Courtesy of the Elmar R. Gruber Media Art Collection
While the show has dozens of pieces dealing with alchemy, theosophy, spiritualism and the occult, you don’t have to believe in ghosts to have fun. On display are photographs from 1913 documenting the fraudulent séances of Stanisława Popielska, whose ectoplasm consisted of little more than rope and gauze. The more scientifically inclined will enjoy the recently discovered symbols drawn by analyst Emma Jung and her famous psychiatrist husband Carl, as well as Olga Fröbe-Kapteyn, both a scholar and a spiritualist. Fröbe-Kapteyn’s mesmerizing geometries explore Jungian archetypes and are now in the collection of the Aby Warburg Institute, although they have only recently attracted the attention of the art world.

Hilma Af Clint: Primal Chaos, WU/Rose Series, Set 11906–07.
Courtesy of the Hilma Af Klint Foundation
One moving clue is that there were many women here who turned to art or attended seances after losing their children, including Gill, Anna Hackel and Wilhelm Assmann. Upstairs, some 20 of Hilma af Klint’s original abstract works from her 1905-06 “Primal Chaos” series fill an almost sacred room, although the exhibition eschews Hilma hagiography to include more spiritualist women who created abstract works before and next to her. The music of Hildegard von Bingen – an 11th-century nun who was both morbid and spiritual – wails in a nearby corridor, while Georgiana Houghton’s spiritualist abstractions, which predate af Klint, greet the audience in the first room.
Paradoxically, a canon of these so-called “outsider” visionaries is beginning to emerge – admittedly riding the coattails of the af Klint phenomenon and Gioni’s own 2013 Venice Biennale. Familiar characters such as Minnie Evans, Madge Gill, Aloïse, Corita Kent, Anna Zemánková and Carol Rama make unforgettable appearances. Yet new treasure troves continue to surface in attics and archives: Emma Jung’s paintings were only recently discovered, and Madame Favre’s hypnotic pencil portraits – faces whose hair is carefully rendered to blend with other faces – were just discovered in a spiritualist library.
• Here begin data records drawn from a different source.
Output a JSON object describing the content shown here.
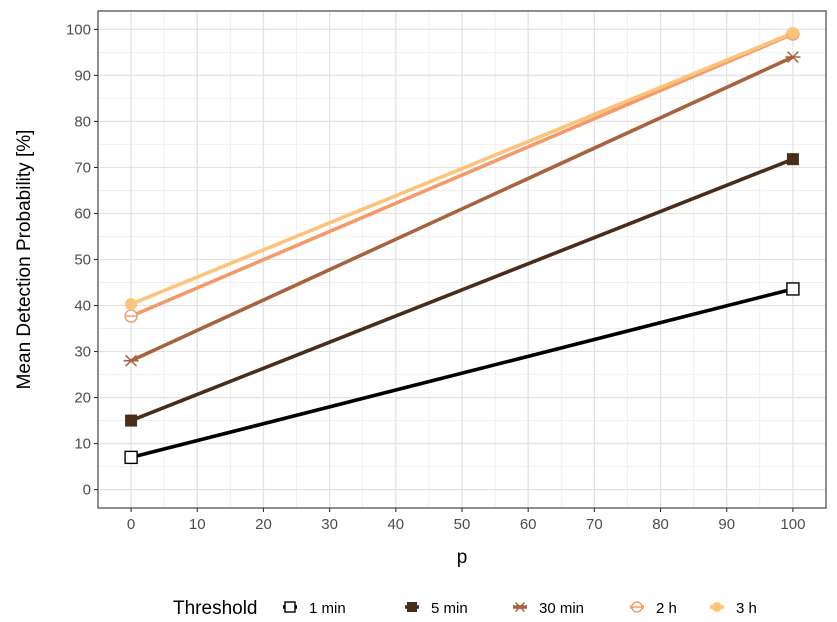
{
  "chart_data": {
    "type": "line",
    "xlabel": "p",
    "ylabel": "Mean Detection Probability [%]",
    "xlim": [
      -5,
      105
    ],
    "ylim": [
      -4,
      104
    ],
    "x_ticks": [
      0,
      10,
      20,
      30,
      40,
      50,
      60,
      70,
      80,
      90,
      100
    ],
    "y_ticks": [
      0,
      10,
      20,
      30,
      40,
      50,
      60,
      70,
      80,
      90,
      100
    ],
    "x_tick_labels": [
      "0",
      "10",
      "20",
      "30",
      "40",
      "50",
      "60",
      "70",
      "80",
      "90",
      "100"
    ],
    "y_tick_labels": [
      "0",
      "10",
      "20",
      "30",
      "40",
      "50",
      "60",
      "70",
      "80",
      "90",
      "100"
    ],
    "grid": true,
    "legend": {
      "title": "Threshold",
      "position": "bottom"
    },
    "x": [
      0,
      100
    ],
    "series": [
      {
        "name": "1 min",
        "values": [
          7,
          43.6
        ],
        "color": "#000000",
        "marker": "square-open"
      },
      {
        "name": "5 min",
        "values": [
          15,
          71.8
        ],
        "color": "#4a2c1a",
        "marker": "square-filled"
      },
      {
        "name": "30 min",
        "values": [
          28,
          94
        ],
        "color": "#a8633e",
        "marker": "asterisk"
      },
      {
        "name": "2 h",
        "values": [
          37.7,
          99
        ],
        "color": "#f4996a",
        "marker": "circle-open-crossed"
      },
      {
        "name": "3 h",
        "values": [
          40.3,
          99.2
        ],
        "color": "#fcc37a",
        "marker": "circle-filled"
      }
    ]
  }
}
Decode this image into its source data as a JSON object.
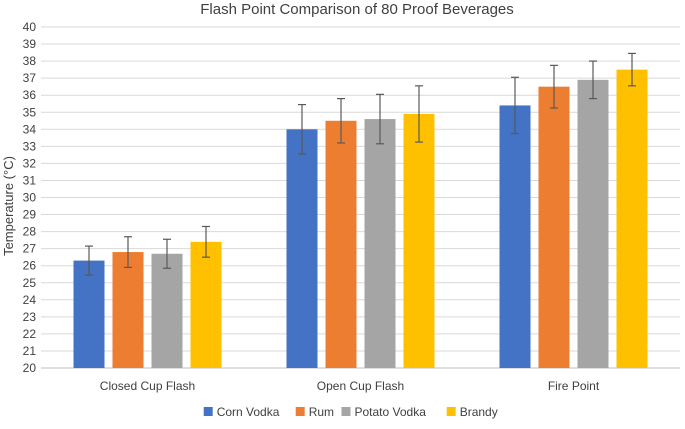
{
  "chart_data": {
    "type": "bar",
    "title": "Flash Point Comparison of 80 Proof Beverages",
    "xlabel": "",
    "ylabel": "Temperature (°C)",
    "ylim": [
      20,
      40
    ],
    "ytick_step": 1,
    "grid": true,
    "legend_position": "bottom",
    "categories": [
      "Closed Cup Flash",
      "Open Cup Flash",
      "Fire Point"
    ],
    "series": [
      {
        "name": "Corn Vodka",
        "color": "#4472C4",
        "values": [
          26.3,
          34.0,
          35.4
        ],
        "errors": [
          0.85,
          1.45,
          1.65
        ]
      },
      {
        "name": "Rum",
        "color": "#ED7D31",
        "values": [
          26.8,
          34.5,
          36.5
        ],
        "errors": [
          0.9,
          1.3,
          1.25
        ]
      },
      {
        "name": "Potato Vodka",
        "color": "#A5A5A5",
        "values": [
          26.7,
          34.6,
          36.9
        ],
        "errors": [
          0.85,
          1.45,
          1.1
        ]
      },
      {
        "name": "Brandy",
        "color": "#FFC000",
        "values": [
          27.4,
          34.9,
          37.5
        ],
        "errors": [
          0.9,
          1.65,
          0.95
        ]
      }
    ]
  }
}
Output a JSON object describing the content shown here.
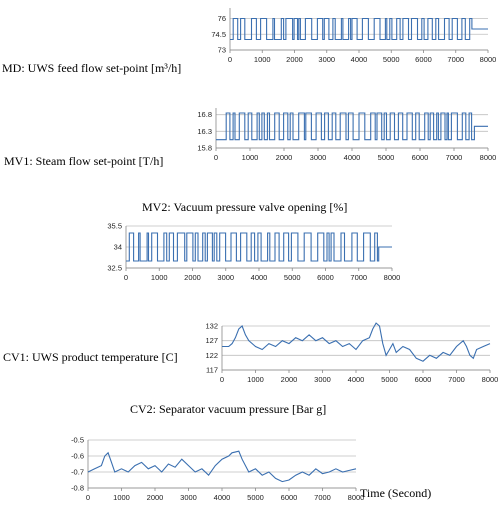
{
  "chart_data": [
    {
      "id": "md",
      "type": "line",
      "label": "MD: UWS feed flow set-point [m³/h]",
      "x_ticks": [
        "0",
        "1000",
        "2000",
        "3000",
        "4000",
        "5000",
        "6000",
        "7000",
        "8000"
      ],
      "y_ticks": [
        "76",
        "74.5",
        "73"
      ],
      "xlim": [
        0,
        8000
      ],
      "ylim": [
        73,
        77
      ],
      "levels": [
        74,
        76
      ],
      "tail_value": 75,
      "x_start": 100,
      "x_end": 7500,
      "toggles": 60,
      "grid": true,
      "series": [
        {
          "color": "#3a6fb0"
        }
      ]
    },
    {
      "id": "mv1",
      "type": "line",
      "label": "MV1: Steam flow set-point [T/h]",
      "x_ticks": [
        "0",
        "1000",
        "2000",
        "3000",
        "4000",
        "5000",
        "6000",
        "7000",
        "8000"
      ],
      "y_ticks": [
        "16.8",
        "16.3",
        "15.8"
      ],
      "xlim": [
        0,
        8000
      ],
      "ylim": [
        15.8,
        17.0
      ],
      "levels": [
        16.05,
        16.85
      ],
      "tail_value": 16.45,
      "x_start": 300,
      "x_end": 7600,
      "toggles": 70,
      "grid": true,
      "series": [
        {
          "color": "#3a6fb0"
        }
      ]
    },
    {
      "id": "mv2",
      "type": "line",
      "title": "MV2: Vacuum pressure valve opening [%]",
      "x_ticks": [
        "0",
        "1000",
        "2000",
        "3000",
        "4000",
        "5000",
        "6000",
        "7000",
        "8000"
      ],
      "y_ticks": [
        "35.5",
        "34",
        "32.5"
      ],
      "xlim": [
        0,
        8000
      ],
      "ylim": [
        32.5,
        35.5
      ],
      "levels": [
        33,
        35
      ],
      "tail_value": 34,
      "x_start": 100,
      "x_end": 7600,
      "toggles": 55,
      "grid": true,
      "series": [
        {
          "color": "#3a6fb0"
        }
      ]
    },
    {
      "id": "cv1",
      "type": "line",
      "label": "CV1: UWS product temperature [C]",
      "x_ticks": [
        "0",
        "1000",
        "2000",
        "3000",
        "4000",
        "5000",
        "6000",
        "7000",
        "8000"
      ],
      "y_ticks": [
        "132",
        "127",
        "122",
        "117"
      ],
      "xlim": [
        0,
        8000
      ],
      "ylim": [
        117,
        132
      ],
      "grid": true,
      "series": [
        {
          "color": "#3a6fb0",
          "points": [
            [
              0,
              125
            ],
            [
              200,
              125
            ],
            [
              300,
              126
            ],
            [
              400,
              128
            ],
            [
              500,
              131
            ],
            [
              600,
              132
            ],
            [
              700,
              129
            ],
            [
              800,
              127
            ],
            [
              1000,
              125
            ],
            [
              1200,
              124
            ],
            [
              1400,
              126
            ],
            [
              1600,
              125
            ],
            [
              1800,
              127
            ],
            [
              2000,
              126
            ],
            [
              2200,
              128
            ],
            [
              2400,
              127
            ],
            [
              2600,
              129
            ],
            [
              2800,
              127
            ],
            [
              3000,
              128
            ],
            [
              3200,
              126
            ],
            [
              3400,
              127
            ],
            [
              3600,
              125
            ],
            [
              3800,
              126
            ],
            [
              4000,
              124
            ],
            [
              4200,
              127
            ],
            [
              4400,
              128
            ],
            [
              4500,
              131
            ],
            [
              4600,
              133
            ],
            [
              4700,
              132
            ],
            [
              4800,
              126
            ],
            [
              4900,
              122
            ],
            [
              5000,
              124
            ],
            [
              5100,
              126
            ],
            [
              5200,
              123
            ],
            [
              5400,
              125
            ],
            [
              5600,
              124
            ],
            [
              5800,
              121
            ],
            [
              6000,
              120
            ],
            [
              6200,
              122
            ],
            [
              6400,
              121
            ],
            [
              6600,
              123
            ],
            [
              6800,
              122
            ],
            [
              7000,
              125
            ],
            [
              7200,
              127
            ],
            [
              7300,
              125
            ],
            [
              7400,
              122
            ],
            [
              7500,
              121
            ],
            [
              7600,
              124
            ],
            [
              7800,
              125
            ],
            [
              8000,
              126
            ]
          ]
        }
      ]
    },
    {
      "id": "cv2",
      "type": "line",
      "title": "CV2: Separator vacuum pressure [Bar g]",
      "x_ticks": [
        "0",
        "1000",
        "2000",
        "3000",
        "4000",
        "5000",
        "6000",
        "7000",
        "8000"
      ],
      "y_ticks": [
        "-0.5",
        "-0.6",
        "-0.7",
        "-0.8"
      ],
      "xlim": [
        0,
        8000
      ],
      "ylim": [
        -0.8,
        -0.5
      ],
      "xlabel": "Time (Second)",
      "grid": true,
      "series": [
        {
          "color": "#3a6fb0",
          "points": [
            [
              0,
              -0.7
            ],
            [
              200,
              -0.68
            ],
            [
              400,
              -0.66
            ],
            [
              500,
              -0.6
            ],
            [
              600,
              -0.58
            ],
            [
              700,
              -0.64
            ],
            [
              800,
              -0.7
            ],
            [
              1000,
              -0.68
            ],
            [
              1200,
              -0.7
            ],
            [
              1400,
              -0.66
            ],
            [
              1600,
              -0.64
            ],
            [
              1800,
              -0.68
            ],
            [
              2000,
              -0.66
            ],
            [
              2200,
              -0.7
            ],
            [
              2400,
              -0.65
            ],
            [
              2600,
              -0.67
            ],
            [
              2800,
              -0.62
            ],
            [
              3000,
              -0.66
            ],
            [
              3200,
              -0.7
            ],
            [
              3400,
              -0.68
            ],
            [
              3600,
              -0.72
            ],
            [
              3800,
              -0.66
            ],
            [
              4000,
              -0.62
            ],
            [
              4200,
              -0.6
            ],
            [
              4300,
              -0.58
            ],
            [
              4500,
              -0.57
            ],
            [
              4600,
              -0.62
            ],
            [
              4800,
              -0.7
            ],
            [
              5000,
              -0.68
            ],
            [
              5200,
              -0.72
            ],
            [
              5400,
              -0.7
            ],
            [
              5600,
              -0.74
            ],
            [
              5800,
              -0.76
            ],
            [
              6000,
              -0.75
            ],
            [
              6200,
              -0.72
            ],
            [
              6400,
              -0.7
            ],
            [
              6600,
              -0.72
            ],
            [
              6800,
              -0.68
            ],
            [
              7000,
              -0.71
            ],
            [
              7200,
              -0.7
            ],
            [
              7400,
              -0.68
            ],
            [
              7600,
              -0.7
            ],
            [
              7800,
              -0.69
            ],
            [
              8000,
              -0.68
            ]
          ]
        }
      ]
    }
  ]
}
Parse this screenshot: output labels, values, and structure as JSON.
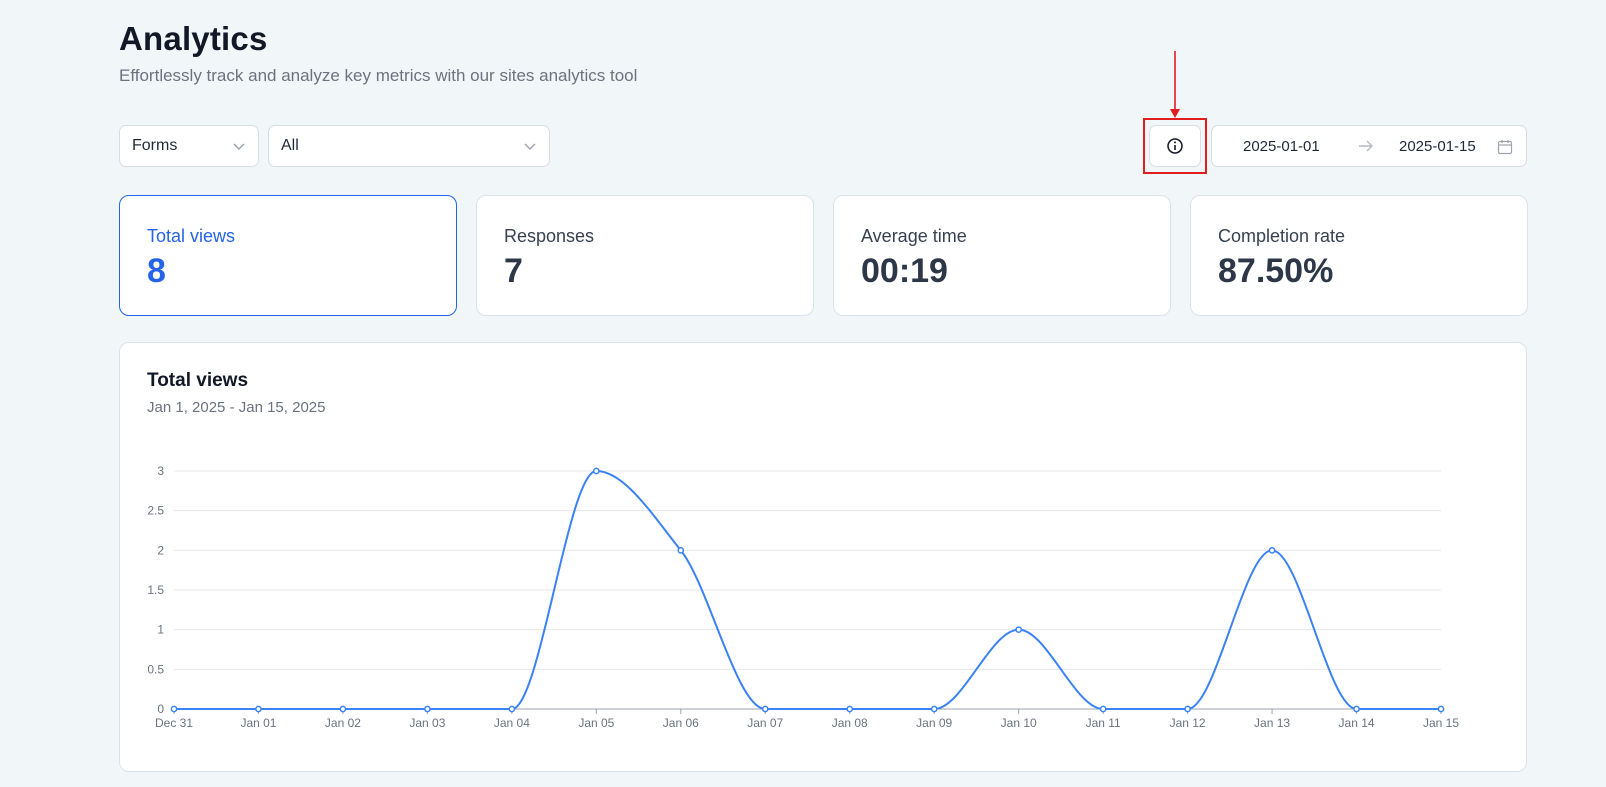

The most haunting thing, however, is the label on the wall. I found them informative and clear, only to discover that they were written by artificial intelligence and then edited by humans, as disclosed in the table of contents. The curators decided to join forces with artists to channel energy and embrace opportunity. These tags don’t always focus on the most relevant aspects of the work – something that hasn’t aged well for human editors like me! — but they’re clear and surprisingly engaging.
The only Duchamp work in the exhibition – a silver candy wrapper engraved with equations Guest + Host = Ghost——Artificial Intelligence is written unforgettably:
“For Duchamp, the creative process was a two-part collaboration between artist and viewer. The artist, as medium, worked in a trance-like state, creating without fully understanding the end result. The viewer’s role was to decode, interpret, and ultimately complete the work. This transfer of authority from creator to viewer is radical, asserting that the artwork is only a catalyst for deeper engagement.”
This is the show’s most audacious thesis, and one with which I strongly agree: The old dualism—the outsider artist is naive, the conceptualist is knowledgeable—is simply wrong. First-generation conceptual artists like Sol LeWitt viewed conceptualism as putting form in the service of thought and working with a clear plan. But Duchamp, the proto-Conceptualist magician, wanted art to reveal what the mind could not plan for: uncontrollable accidents and energies. “Mirage” sides decisively with the latter, showing that guidance is not about abandoning an idea but allowing it to take unpredictable, ecstatic forms. The result is a whole lot of joy.